Pope advises priests: Be present and available for your people


Source: Vatican News Service

During morning Mass at Casa Santa Marta today, Pope Francis advised priests to always try to show Jesus' closeness and tenderness to their parishioners - to always be in their midst - ending the day tired from doing good, not seeing parishioners only during office 'hours.'

Reflecting on the Gospel (Mark 5:21-43) which he said describes "a day in the life of Jesus" and healing stories, which are "models for shepherd, bishops, and priests," the Holy Father observed that Jesus was alway "with the people,' in their midst, not absent, and he cared for them.

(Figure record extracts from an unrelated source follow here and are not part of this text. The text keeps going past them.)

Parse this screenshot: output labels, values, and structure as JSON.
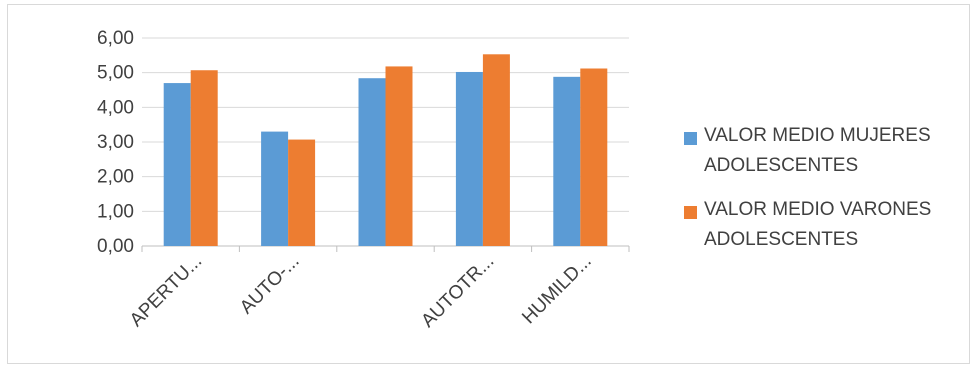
{
  "chart_data": {
    "type": "bar",
    "title": "",
    "xlabel": "",
    "ylabel": "",
    "categories": [
      "APERTU...",
      "AUTO-...",
      "",
      "AUTOTR...",
      "HUMILD..."
    ],
    "series": [
      {
        "name": "VALOR MEDIO MUJERES ADOLESCENTES",
        "color": "#5b9bd5",
        "values": [
          4.7,
          3.3,
          4.84,
          5.02,
          4.88
        ]
      },
      {
        "name": "VALOR MEDIO VARONES ADOLESCENTES",
        "color": "#ed7d31",
        "values": [
          5.07,
          3.07,
          5.18,
          5.53,
          5.12
        ]
      }
    ],
    "ylim": [
      0,
      6
    ],
    "yticks": [
      "0,00",
      "1,00",
      "2,00",
      "3,00",
      "4,00",
      "5,00",
      "6,00"
    ],
    "grid": true,
    "legend_position": "right"
  },
  "legend": {
    "items": [
      {
        "lines": [
          "VALOR MEDIO MUJERES",
          "ADOLESCENTES"
        ],
        "color": "#5b9bd5"
      },
      {
        "lines": [
          "VALOR MEDIO VARONES",
          "ADOLESCENTES"
        ],
        "color": "#ed7d31"
      }
    ]
  }
}
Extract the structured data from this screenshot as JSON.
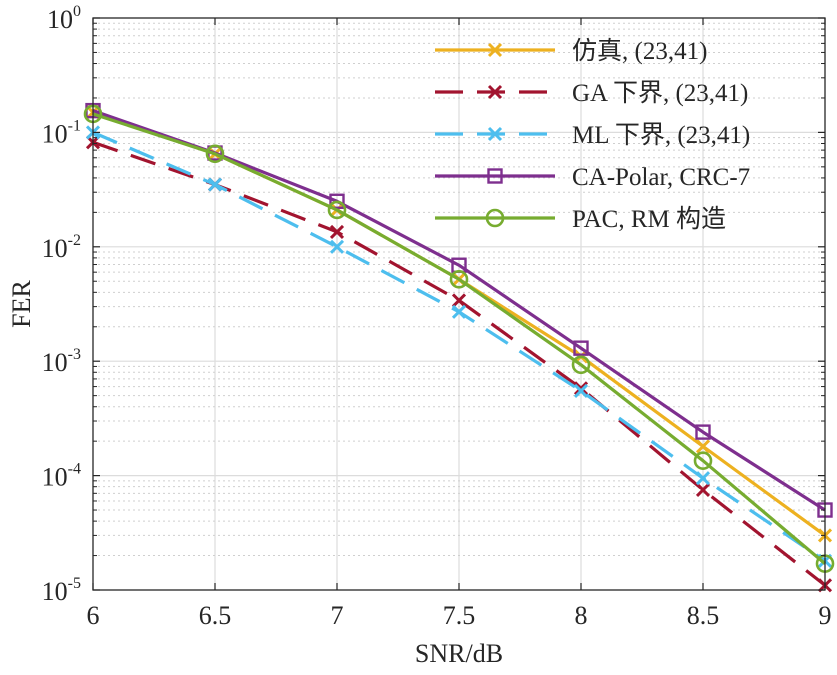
{
  "chart_data": {
    "type": "line",
    "xlabel": "SNR/dB",
    "ylabel": "FER",
    "xlim": [
      6,
      9
    ],
    "ylim": [
      1e-05,
      1
    ],
    "yscale": "log",
    "grid": true,
    "legend_position": "top-right",
    "x": [
      6,
      6.5,
      7,
      7.5,
      8,
      8.5,
      9
    ],
    "x_tick_labels": [
      "6",
      "6.5",
      "7",
      "7.5",
      "8",
      "8.5",
      "9"
    ],
    "y_tick_labels": [
      {
        "base": "10",
        "exp": "0"
      },
      {
        "base": "10",
        "exp": "-1"
      },
      {
        "base": "10",
        "exp": "-2"
      },
      {
        "base": "10",
        "exp": "-3"
      },
      {
        "base": "10",
        "exp": "-4"
      },
      {
        "base": "10",
        "exp": "-5"
      }
    ],
    "series": [
      {
        "name": "仿真, (23,41)",
        "color": "#EDB120",
        "dash": "solid",
        "marker": "x",
        "values": [
          0.15,
          0.065,
          0.021,
          0.0052,
          0.0011,
          0.00018,
          3e-05
        ]
      },
      {
        "name": "GA 下界, (23,41)",
        "color": "#A2142F",
        "dash": "dashed",
        "marker": "x",
        "values": [
          0.082,
          0.035,
          0.0135,
          0.0034,
          0.00058,
          7.5e-05,
          1.1e-05
        ]
      },
      {
        "name": "ML 下界, (23,41)",
        "color": "#4DBEEE",
        "dash": "dashed",
        "marker": "x",
        "values": [
          0.1,
          0.035,
          0.01,
          0.0027,
          0.00055,
          9.5e-05,
          1.8e-05
        ]
      },
      {
        "name": "CA-Polar, CRC-7",
        "color": "#7E2F8E",
        "dash": "solid",
        "marker": "square",
        "values": [
          0.155,
          0.066,
          0.025,
          0.0069,
          0.0013,
          0.00024,
          5e-05
        ]
      },
      {
        "name": "PAC, RM 构造",
        "color": "#77AC30",
        "dash": "solid",
        "marker": "circle",
        "values": [
          0.145,
          0.065,
          0.021,
          0.0052,
          0.00093,
          0.000135,
          1.7e-05
        ]
      }
    ]
  }
}
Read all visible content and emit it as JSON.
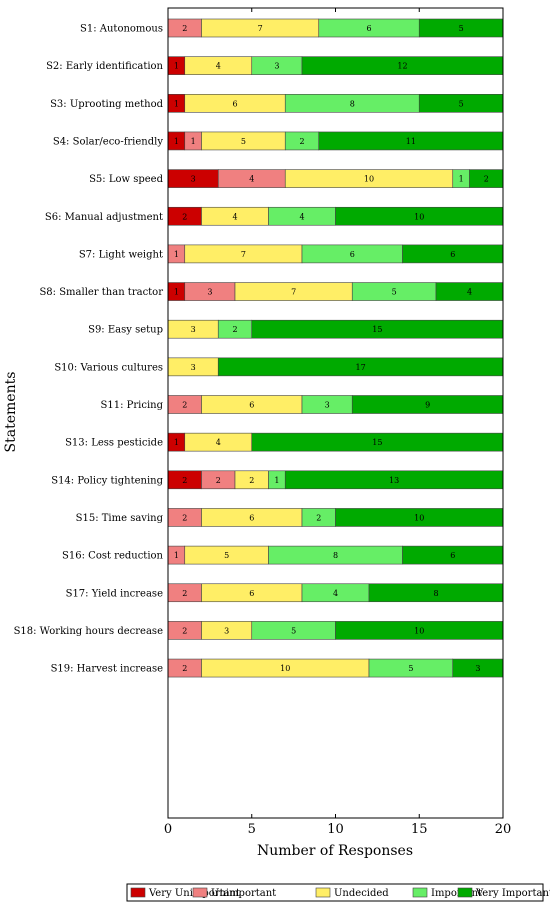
{
  "chart_data": {
    "type": "bar",
    "orientation": "horizontal",
    "stacked": true,
    "xlabel": "Number of Responses",
    "ylabel": "Statements",
    "xlim": [
      0,
      20
    ],
    "xticks": [
      0,
      5,
      10,
      15,
      20
    ],
    "legend_position": "bottom",
    "categories": [
      "S1:  Autonomous",
      "S2:  Early identification",
      "S3:  Uprooting method",
      "S4:  Solar/eco-friendly",
      "S5:  Low speed",
      "S6:  Manual adjustment",
      "S7:  Light weight",
      "S8:  Smaller than tractor",
      "S9:  Easy setup",
      "S10:  Various cultures",
      "S11:  Pricing",
      "S13:  Less pesticide",
      "S14:  Policy tightening",
      "S15:  Time saving",
      "S16:  Cost reduction",
      "S17:  Yield increase",
      "S18:  Working hours decrease",
      "S19:  Harvest increase"
    ],
    "series": [
      {
        "name": "Very Unimportant",
        "color": "#cc0000",
        "values": [
          0,
          1,
          1,
          1,
          3,
          2,
          0,
          1,
          0,
          0,
          0,
          1,
          2,
          0,
          0,
          0,
          0,
          0
        ]
      },
      {
        "name": "Unimportant",
        "color": "#f08080",
        "values": [
          2,
          0,
          0,
          1,
          4,
          0,
          1,
          3,
          0,
          0,
          2,
          0,
          2,
          2,
          1,
          2,
          2,
          2
        ]
      },
      {
        "name": "Undecided",
        "color": "#ffee66",
        "values": [
          7,
          4,
          6,
          5,
          10,
          4,
          7,
          7,
          3,
          3,
          6,
          4,
          2,
          6,
          5,
          6,
          3,
          10
        ]
      },
      {
        "name": "Important",
        "color": "#66ee66",
        "values": [
          6,
          3,
          8,
          2,
          1,
          4,
          6,
          5,
          2,
          0,
          3,
          0,
          1,
          2,
          8,
          4,
          5,
          5
        ]
      },
      {
        "name": "Very Important",
        "color": "#00aa00",
        "values": [
          5,
          12,
          5,
          11,
          2,
          10,
          6,
          4,
          15,
          17,
          9,
          15,
          13,
          10,
          6,
          8,
          10,
          3
        ]
      }
    ]
  }
}
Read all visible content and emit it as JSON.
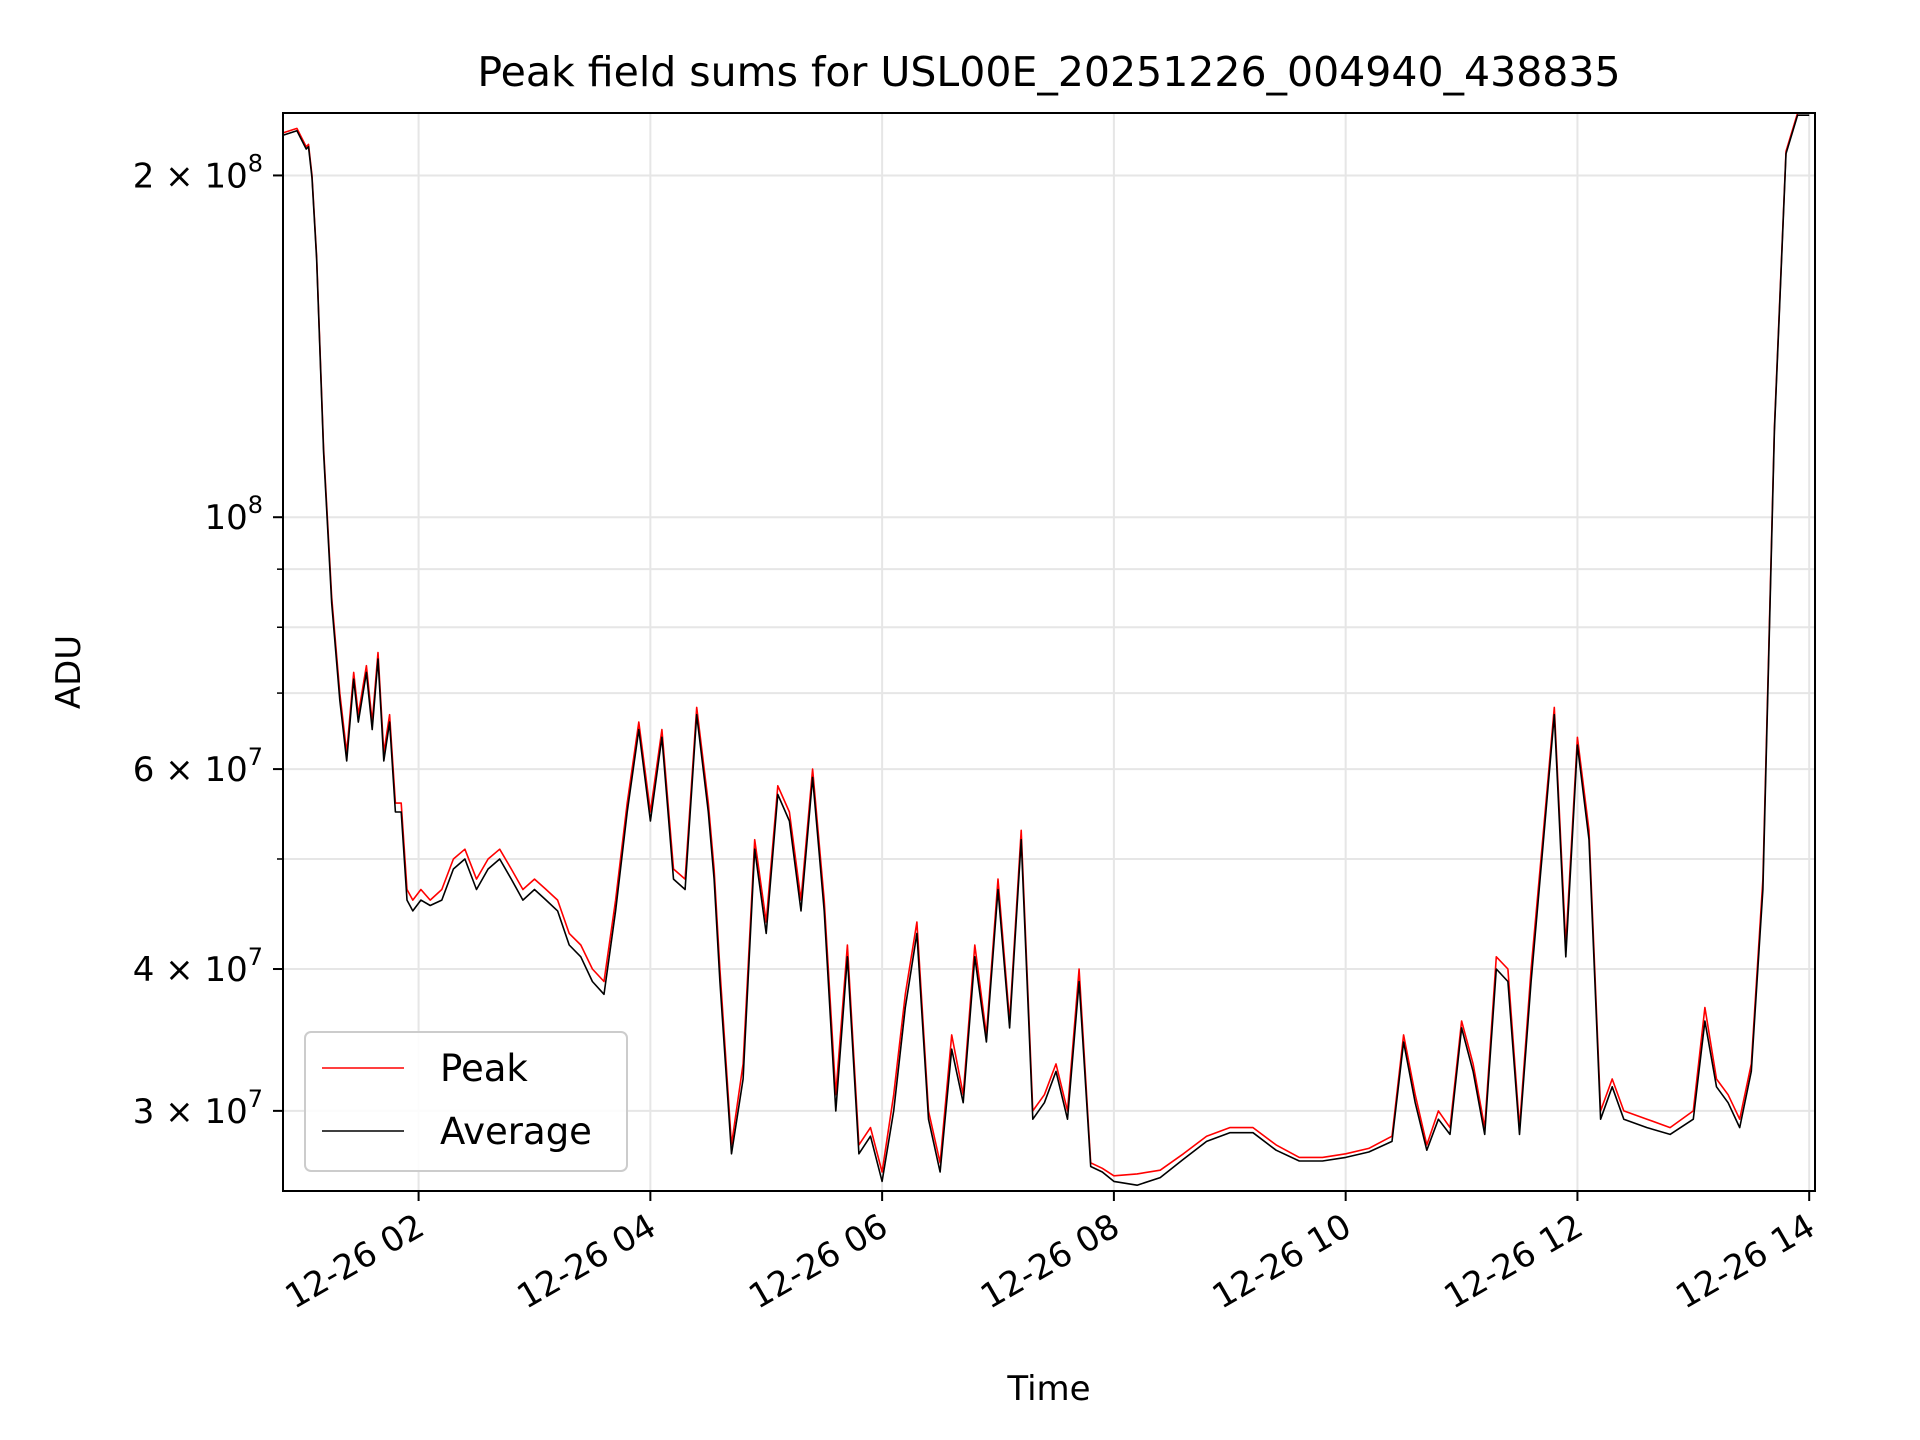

"Jesus did not open an office for spiritual counselling with a sign reading: 'The prophet receives on Monday and Friday from 3pm until 6pm. Entry costs this much, or if you prefer, you can make an offering.' No, Jesus does not do that.... He doesn't even open a medical office with a sign reading: 'The sick may come on such-and-such day, and they will be healed'. Jesus throws himself in the midst of the people."

That presence and availability, Pope Francis said, is an example of being a shepherd. He then told a story about a holy priest who accompanied his people. The Pope said this man was tired in the evenings but that it was a "real tiredness" of "one who truly works" with people.

The Holy Father also recommended that difficulties are confronted with tenderness. Recalling that during their ordination, bishops and priests are anointed with oil, Francis said the 'true oil' is that of closeness and tenderness.

"The shepherd who doesn't know how to get close to people, is lacking something." Pope Francis said. "Even if he is a "master in the field," "he is no shepherd."

A good shepherd, Pope Francis said, "ends his day tired." If his attitude is of doing good, he said, the people will feel the presence of the living God.

Pope Francis concluded, praying: "Today we could pray during this Mass for our shepherds, that the Lord give them the grace to walk with the people and to be present for them with much tenderness and closeness.

"When the people finds their shepherd, they feel that special sensation only felt in the presence of God, as today's Gospel ends: 'they were utterly astounded.' This amazement comes from feeling the closeness and the tenderness of God in the shepherd," he said.